BURLINGTON, Vt. – Alliance Defending Freedom attorneys representing two high school students, their parents, and the Roman Catholic Diocese of Burlington, Vermont filed a federal lawsuit against officials in Vermont Thursday for discriminating against students and denying them a tuition benefit because they attend a religious high school.
“For more than two decades, Vermont has been unlawfully targeting religious schools, essentially eliminating school choice for many parents in the state. Vermont is pushing out religious schools from receiving education benefits that are available to public and private schools, in violation of our clients’ First Amendment rights,” said ADF Legal Counsel Paul Schmitt. “When the state offers parents school choice, it cannot take away choices that are deemed ‘too religious.’ The U.S. Supreme Court’s Espinoza decision reaffirmed as much and built on its decision in the ADF case Trinity Lutheran Church of Columbia v. Comer. And now, the Supreme Court is deliberating on another important case, Carson v. Makin, involving similar issues. It is critical the court respects religious freedom in education so parents are able to send their children to schools that are the best fit for them.”
Vermont maintains a Town Tuition Program, which provides a tuition benefit for students who live in towns without public schools. These towns directly pay the full amount of tuition, up to the town’s approved tuition rate, on behalf of their students to attend either a public school in another district or an approved private school. But in the Barstow Unified Union School District, officials denied the Williams family’s tuition request to Rutland’s Mount St. Joseph Academy, operated by the Roman Catholic Diocese of Burlington, despite the Supreme Court’s Espinoza decision.
ADF attorneys filed E.W. v. French in the U.S. District Court for the District of Vermont.

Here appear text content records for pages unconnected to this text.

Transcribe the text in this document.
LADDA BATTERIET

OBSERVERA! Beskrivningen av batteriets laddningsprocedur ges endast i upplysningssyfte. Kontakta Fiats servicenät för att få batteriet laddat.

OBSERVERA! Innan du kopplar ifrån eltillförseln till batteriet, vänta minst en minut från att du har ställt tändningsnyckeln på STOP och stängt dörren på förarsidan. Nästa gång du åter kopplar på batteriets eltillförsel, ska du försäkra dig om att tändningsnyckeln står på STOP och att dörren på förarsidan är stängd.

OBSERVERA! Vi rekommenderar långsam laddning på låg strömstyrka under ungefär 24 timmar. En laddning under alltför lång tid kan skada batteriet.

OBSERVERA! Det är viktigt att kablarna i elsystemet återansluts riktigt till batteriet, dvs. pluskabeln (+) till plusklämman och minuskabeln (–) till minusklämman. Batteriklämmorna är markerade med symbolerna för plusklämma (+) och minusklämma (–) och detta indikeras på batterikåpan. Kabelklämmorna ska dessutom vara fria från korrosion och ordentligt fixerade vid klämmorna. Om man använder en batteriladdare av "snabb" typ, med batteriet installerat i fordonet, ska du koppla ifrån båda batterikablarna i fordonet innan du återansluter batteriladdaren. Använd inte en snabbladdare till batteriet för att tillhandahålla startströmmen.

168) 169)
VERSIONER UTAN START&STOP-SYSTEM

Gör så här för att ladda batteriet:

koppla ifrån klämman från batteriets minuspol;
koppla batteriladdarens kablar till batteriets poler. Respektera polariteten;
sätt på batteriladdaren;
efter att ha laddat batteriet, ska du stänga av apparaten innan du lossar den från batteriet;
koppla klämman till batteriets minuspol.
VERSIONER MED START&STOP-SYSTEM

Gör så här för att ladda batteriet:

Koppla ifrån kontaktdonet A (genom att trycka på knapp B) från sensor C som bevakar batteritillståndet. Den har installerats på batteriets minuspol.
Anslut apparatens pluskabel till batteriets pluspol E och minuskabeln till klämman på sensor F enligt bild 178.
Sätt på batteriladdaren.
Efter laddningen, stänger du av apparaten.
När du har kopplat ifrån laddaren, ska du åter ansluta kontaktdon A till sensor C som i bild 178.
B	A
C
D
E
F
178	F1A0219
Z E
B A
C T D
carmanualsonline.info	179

ADF attorneys have filed two other similar lawsuits, A.M. v. French and A.H. v. French, that also challenge discrimination against religious schools in Vermont’s education programs. In both cases, a federal appeals court stopped Vermont officials from excluding religious-school students from the state’s programs, which allowed students at public and private secular schools to participate. Even after Catholic families and the Diocese won injunctive relief in A.H. v. French, government officials in Vermont have refused to grant equal Town Tuition Program access to religious schools and their students.